1. To be accepting of what you see in the mirror today, even if you want to change it for the better. It is important to accept where you are right now.
2. To respect your body in all the ways you can. And to reflect often on what you need that to mean to you.
3. To learn to be okay with, and to work to eventually embrace, the parts of your body you love the least. Because these parts are still a part of you, and they probably need the most affection.
4. To refrain from abusing your body as much as you can – whether it’s in what you consume, how you talk about it, what you do with it, and what you don’t do with it.
5. To forgive yourself and your body for the times you do not treat it well. And to remember that you are human, and it will always be an on-going struggle to treat your body the way it deserves to be treated.
6. To refuse to compare what you look like, and what your body can do, with someone else’s. Realize that your only goal when it comes to your body, is to do your best
7. To ensure that you’re fueling and feeding your body with the right nutrients as much as possible. And yes, this may be a sacrifice of time, money, and education. But it is worth it.
8. To give your body rest, and to make it a habit to give it rest. And not just when you are completely exhausted or sick. Rest is not laziness, rest is necessary. Rest keeps you going.
9. To move with your body whether that means running, swimming, walking, biking, dancing, lifting, yoga, and stretching. If it is able, let your body move.
10. To refrain from judging your body by the unrealistic standards society, and the people around you, have set. Recognize that these judgments are mostly arbitrary, and don’t have your best interests at heart.

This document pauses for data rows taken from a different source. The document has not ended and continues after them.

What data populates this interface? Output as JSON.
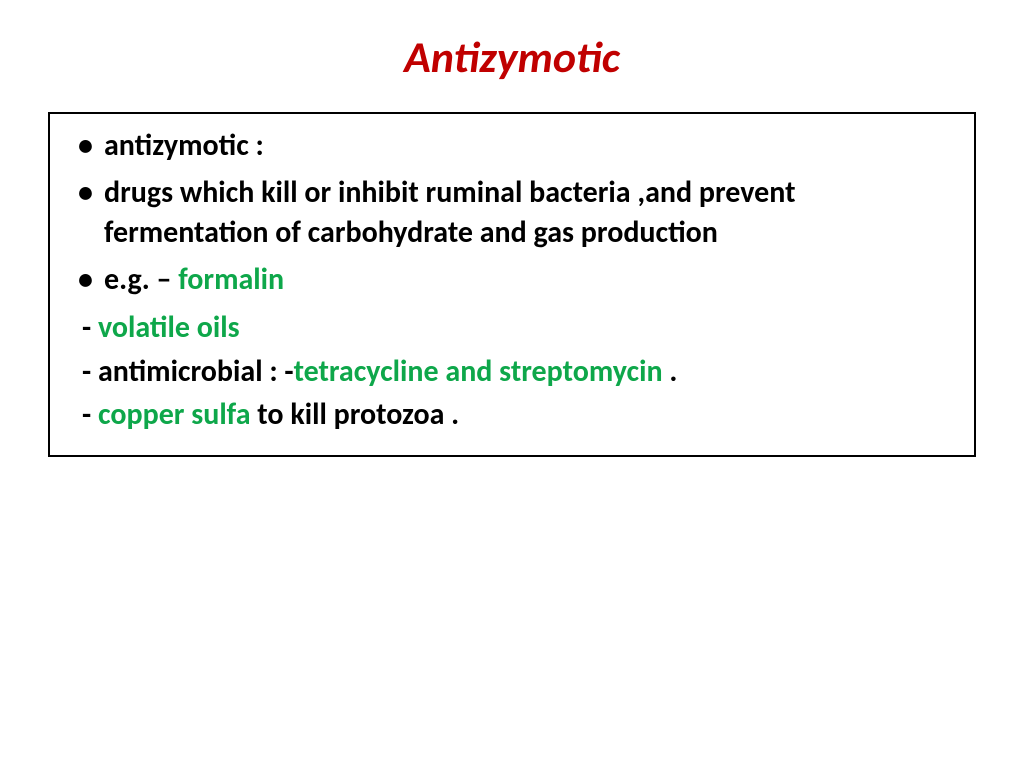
{
  "colors": {
    "title": "#c00000",
    "text": "#000000",
    "highlight": "#0ea74a",
    "border": "#000000",
    "background": "#ffffff"
  },
  "typography": {
    "title_fontsize": 44,
    "title_style": "italic bold",
    "body_fontsize": 30,
    "body_weight": "bold",
    "family": "Calibri"
  },
  "title": "Antizymotic",
  "bullets": {
    "b1": "antizymotic :",
    "b2": "drugs which kill or inhibit ruminal bacteria ,and prevent fermentation of carbohydrate and gas production",
    "b3_prefix": "e.g.  – ",
    "b3_green": "formalin"
  },
  "lines": {
    "l1_dash": " - ",
    "l1_green": "volatile oils",
    "l2_dash": " - ",
    "l2_black1": "antimicrobial : -",
    "l2_green": "tetracycline and streptomycin ",
    "l2_black2": ".",
    "l3_dash": " - ",
    "l3_green": "copper sulfa ",
    "l3_black": "to kill protozoa ."
  }
}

11. To enjoy your body and what your body can do. And to get accustomed to thinking of your body in a positive light rather than beating it down with only negative thoughts and words.

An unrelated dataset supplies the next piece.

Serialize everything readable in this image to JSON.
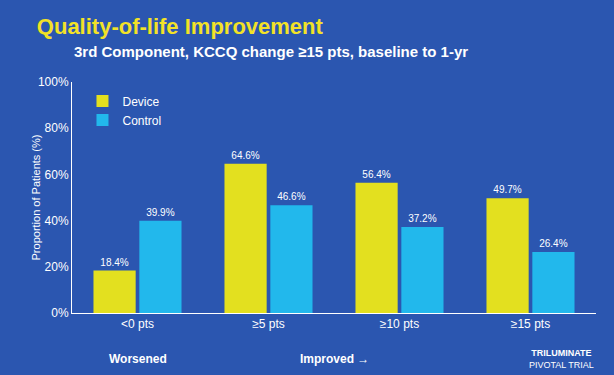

12. To never become obsessed with the physical appearance of your body. And to remember that there is more to the body than the social constructions we inflict on the physical.
13. To challenge your body. Whether that means cleaning it out from time to time with a short fast or doing a different exercise from the one you’re used to. Your body, like your mind, gets used to habits. And once in a while, it needs a shocking, good change.
14. But also to accept that your body, like any body, has limitations. Don’t let these limitations discourage you, let them be what they are – limitations that show you that you’ve come to your best.
15. To never let the body that you have, and the perfections and imperfections that go with it, define who you are.
16. In the words of a sign I recently came across, to ultimately always, “treat your body like it belongs to somebody you love.” (Because it does belong to somebody you should love.)
17. And above all, in any and all moments, to honor these words, “You don’t have a soul. You are a soul; you have a body.”